Location
- 400 East Lomita Avenue Glendale, (Los Angeles County), California 91205 United States 34°8′27″N 118°15′3″W﻿ / ﻿34.14083°N 118.25083°W

Information
- Type: Private, All-Female
- Religious affiliation: Roman Catholic
- Established: 1937
- Status: Closed
- Closed: 2023
- Head of school: Robert Bringas, Jr.
- Grades: 9-12
- Colors: Purple and Gold
- Mascot: "Gaels"
- Team name: Gaels
- Accreditation: Western Association of Schools and Colleges
- Yearbook: Response
- Assistant Principal - Dir. of Enrollment Management: Therese Peters
- Assistant Principal - Dir. of Finance: Glory Williams
- Athletics Director: Nathaniel Ziomek
- Director of Campus Ministry: Andrew Villa
- Dir. of Professional Growth & Student Data Mgmnt.: Kim Jones

= Holy Family High School (Glendale, California) =

Holy Family High School was a Catholic, all-girls preparatory school in Glendale, California. It was located in the Roman Catholic Archdiocese of Los Angeles.

==Background==
Holy Family Girls High School, a college-preparatory school, opened its doors to 21 freshmen in September 1937. For three years, classes were held on the top floor of the grade school and were conducted by the Sisters of Charity of the Blessed Virgin Mary, with Sister Mary St. Bertha, B.V.M., as principal until 1943. Members of the charter class recall that the chemistry lab was a former piano lesson room, that the first issue of the school paper was published under the most adverse conditions, and that only high school girls could use the front stairs.

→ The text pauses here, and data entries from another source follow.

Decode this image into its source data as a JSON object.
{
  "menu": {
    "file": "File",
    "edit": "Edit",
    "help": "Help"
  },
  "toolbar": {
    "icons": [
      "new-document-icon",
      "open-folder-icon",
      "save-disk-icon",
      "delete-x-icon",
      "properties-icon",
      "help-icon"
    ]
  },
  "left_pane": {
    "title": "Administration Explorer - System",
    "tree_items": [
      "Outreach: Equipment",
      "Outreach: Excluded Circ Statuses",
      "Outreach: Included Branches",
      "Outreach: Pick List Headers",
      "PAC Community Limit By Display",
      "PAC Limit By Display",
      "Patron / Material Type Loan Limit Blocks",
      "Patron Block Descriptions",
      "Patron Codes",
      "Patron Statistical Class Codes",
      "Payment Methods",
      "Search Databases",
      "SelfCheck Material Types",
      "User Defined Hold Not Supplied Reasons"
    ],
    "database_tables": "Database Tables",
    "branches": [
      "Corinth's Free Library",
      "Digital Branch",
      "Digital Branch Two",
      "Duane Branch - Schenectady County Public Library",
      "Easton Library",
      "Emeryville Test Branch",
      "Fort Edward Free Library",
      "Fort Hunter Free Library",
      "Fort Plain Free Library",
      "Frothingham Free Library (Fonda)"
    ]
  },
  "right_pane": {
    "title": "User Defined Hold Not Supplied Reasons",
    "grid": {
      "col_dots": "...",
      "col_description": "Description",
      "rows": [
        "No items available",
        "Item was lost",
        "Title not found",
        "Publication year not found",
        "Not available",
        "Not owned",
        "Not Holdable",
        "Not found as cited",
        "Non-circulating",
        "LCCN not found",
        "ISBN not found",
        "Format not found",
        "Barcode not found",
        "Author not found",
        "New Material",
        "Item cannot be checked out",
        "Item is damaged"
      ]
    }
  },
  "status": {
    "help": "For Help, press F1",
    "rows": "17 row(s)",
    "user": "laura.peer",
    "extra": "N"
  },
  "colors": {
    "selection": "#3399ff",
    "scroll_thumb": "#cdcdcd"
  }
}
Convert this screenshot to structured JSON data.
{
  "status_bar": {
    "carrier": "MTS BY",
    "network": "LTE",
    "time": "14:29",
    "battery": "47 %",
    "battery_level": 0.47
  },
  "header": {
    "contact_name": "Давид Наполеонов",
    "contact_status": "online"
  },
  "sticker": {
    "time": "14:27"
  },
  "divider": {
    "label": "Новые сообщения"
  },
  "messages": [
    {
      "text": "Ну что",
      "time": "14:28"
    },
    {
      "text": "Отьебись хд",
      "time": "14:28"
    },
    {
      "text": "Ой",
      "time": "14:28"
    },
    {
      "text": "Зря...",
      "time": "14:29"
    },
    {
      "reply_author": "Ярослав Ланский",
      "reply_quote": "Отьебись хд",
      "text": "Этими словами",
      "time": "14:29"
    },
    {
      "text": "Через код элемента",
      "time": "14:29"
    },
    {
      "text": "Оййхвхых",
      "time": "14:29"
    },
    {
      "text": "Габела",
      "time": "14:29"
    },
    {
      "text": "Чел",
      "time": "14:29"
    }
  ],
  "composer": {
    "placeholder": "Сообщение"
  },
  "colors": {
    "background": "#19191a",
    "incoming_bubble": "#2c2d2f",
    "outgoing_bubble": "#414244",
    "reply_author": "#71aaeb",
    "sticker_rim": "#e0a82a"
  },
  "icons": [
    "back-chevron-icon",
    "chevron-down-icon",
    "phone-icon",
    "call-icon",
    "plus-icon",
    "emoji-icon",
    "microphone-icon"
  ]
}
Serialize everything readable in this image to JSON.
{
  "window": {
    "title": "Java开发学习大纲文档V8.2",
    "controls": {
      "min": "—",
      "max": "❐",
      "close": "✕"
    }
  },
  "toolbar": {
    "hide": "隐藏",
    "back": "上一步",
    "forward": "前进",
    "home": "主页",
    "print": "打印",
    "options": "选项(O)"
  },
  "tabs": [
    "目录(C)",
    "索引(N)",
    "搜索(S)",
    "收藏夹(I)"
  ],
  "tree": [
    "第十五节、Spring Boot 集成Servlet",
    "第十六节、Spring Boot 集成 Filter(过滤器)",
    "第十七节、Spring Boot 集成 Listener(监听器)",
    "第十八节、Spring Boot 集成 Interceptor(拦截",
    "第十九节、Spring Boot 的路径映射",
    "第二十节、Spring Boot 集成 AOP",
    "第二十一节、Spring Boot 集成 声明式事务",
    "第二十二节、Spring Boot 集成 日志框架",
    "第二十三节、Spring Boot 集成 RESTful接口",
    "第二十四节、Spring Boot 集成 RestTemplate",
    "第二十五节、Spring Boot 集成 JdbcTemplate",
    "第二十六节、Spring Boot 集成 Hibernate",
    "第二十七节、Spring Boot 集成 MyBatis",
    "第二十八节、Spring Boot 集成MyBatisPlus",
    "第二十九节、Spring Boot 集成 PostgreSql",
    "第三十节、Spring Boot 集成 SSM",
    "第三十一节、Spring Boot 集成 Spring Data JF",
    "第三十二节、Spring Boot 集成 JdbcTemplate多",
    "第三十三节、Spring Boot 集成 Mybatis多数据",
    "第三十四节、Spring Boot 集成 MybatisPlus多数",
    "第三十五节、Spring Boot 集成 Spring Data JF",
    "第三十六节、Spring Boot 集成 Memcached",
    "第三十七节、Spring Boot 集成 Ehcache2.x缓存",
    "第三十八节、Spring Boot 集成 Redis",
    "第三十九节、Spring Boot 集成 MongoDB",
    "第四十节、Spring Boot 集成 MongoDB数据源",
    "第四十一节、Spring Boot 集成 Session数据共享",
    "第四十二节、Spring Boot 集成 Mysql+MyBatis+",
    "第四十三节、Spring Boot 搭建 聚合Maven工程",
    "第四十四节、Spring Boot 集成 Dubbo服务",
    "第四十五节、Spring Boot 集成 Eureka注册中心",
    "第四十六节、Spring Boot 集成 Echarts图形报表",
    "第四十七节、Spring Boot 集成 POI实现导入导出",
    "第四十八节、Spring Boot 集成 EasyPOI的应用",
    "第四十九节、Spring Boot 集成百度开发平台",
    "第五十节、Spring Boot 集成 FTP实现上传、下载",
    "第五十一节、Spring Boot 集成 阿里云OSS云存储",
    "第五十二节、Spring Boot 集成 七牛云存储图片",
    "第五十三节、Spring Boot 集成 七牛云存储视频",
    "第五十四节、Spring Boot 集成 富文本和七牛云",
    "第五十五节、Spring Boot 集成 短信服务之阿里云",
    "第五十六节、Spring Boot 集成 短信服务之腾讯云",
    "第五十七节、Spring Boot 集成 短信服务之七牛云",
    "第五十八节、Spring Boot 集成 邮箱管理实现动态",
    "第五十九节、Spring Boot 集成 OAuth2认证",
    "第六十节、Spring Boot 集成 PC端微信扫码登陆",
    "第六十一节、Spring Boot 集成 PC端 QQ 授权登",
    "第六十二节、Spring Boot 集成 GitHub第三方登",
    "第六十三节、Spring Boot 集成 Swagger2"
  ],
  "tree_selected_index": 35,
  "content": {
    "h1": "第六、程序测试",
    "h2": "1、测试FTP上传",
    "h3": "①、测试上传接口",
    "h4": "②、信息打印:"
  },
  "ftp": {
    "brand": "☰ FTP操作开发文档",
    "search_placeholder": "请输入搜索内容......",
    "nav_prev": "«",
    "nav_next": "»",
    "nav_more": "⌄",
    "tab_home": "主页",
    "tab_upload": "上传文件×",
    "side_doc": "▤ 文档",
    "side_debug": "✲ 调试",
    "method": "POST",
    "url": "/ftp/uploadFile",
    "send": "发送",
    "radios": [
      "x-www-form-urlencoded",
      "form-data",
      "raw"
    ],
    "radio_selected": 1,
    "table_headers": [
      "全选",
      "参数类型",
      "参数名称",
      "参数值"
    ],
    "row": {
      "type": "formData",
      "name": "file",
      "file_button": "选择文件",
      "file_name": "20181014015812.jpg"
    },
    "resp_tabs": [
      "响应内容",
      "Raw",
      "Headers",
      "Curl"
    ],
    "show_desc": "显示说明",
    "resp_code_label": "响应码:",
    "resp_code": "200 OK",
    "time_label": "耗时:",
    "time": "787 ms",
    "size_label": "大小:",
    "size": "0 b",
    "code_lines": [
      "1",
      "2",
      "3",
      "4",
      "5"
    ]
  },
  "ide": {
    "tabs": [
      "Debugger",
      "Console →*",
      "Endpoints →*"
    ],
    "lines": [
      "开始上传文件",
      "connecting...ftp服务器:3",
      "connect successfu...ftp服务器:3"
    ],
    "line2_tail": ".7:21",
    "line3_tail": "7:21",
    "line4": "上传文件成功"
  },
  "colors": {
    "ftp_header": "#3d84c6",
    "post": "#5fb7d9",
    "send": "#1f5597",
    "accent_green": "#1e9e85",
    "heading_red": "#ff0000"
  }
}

In 1940, because of the growing enrollment, Msgr. Galvin purchased the old Knights of Columbus Hall on Lomita Avenue and converted it into a four-year high school. There were seventeen members in the charter graduating class of 1941, and, as enrollment continued to grow, so did the very special spirit that has characterized Holy Family High from its earliest years.

In 1951 Msgr. Galvin purchased two more lots adjacent to the high school on the east for the construction of the present building. Under the principalship of S. Mary George Francis, B.V.M., the Class of 1952 was the first class to graduate from the new building. Msgr. Galvin continued as chief administrator until 1972. In 1974, during the administration of Sister Ann Eileen Clancy, B.V.M., Msgr. Arthur J. Lirette became pastor. He showed a constant personal interest in all the activities of the school, academic, religious, and social. During the ensuing fifteen years, the chief building project was the retrofitting of the parish church and the parish elementary school, both of which had suffered damage in the earthquakes of 1971 and 1987, whereas the high school building had stood firm.

Msgr. Lirette retired in 1996 during the principalship of Ms Jacqueline Kresal, who had assumed duties as the first lay principal in 1987. Holy Family High School was served by seven B.V.M. principals since its founding in 1937, and a board of directors.

In 2023, Holy Family High School announced its closure.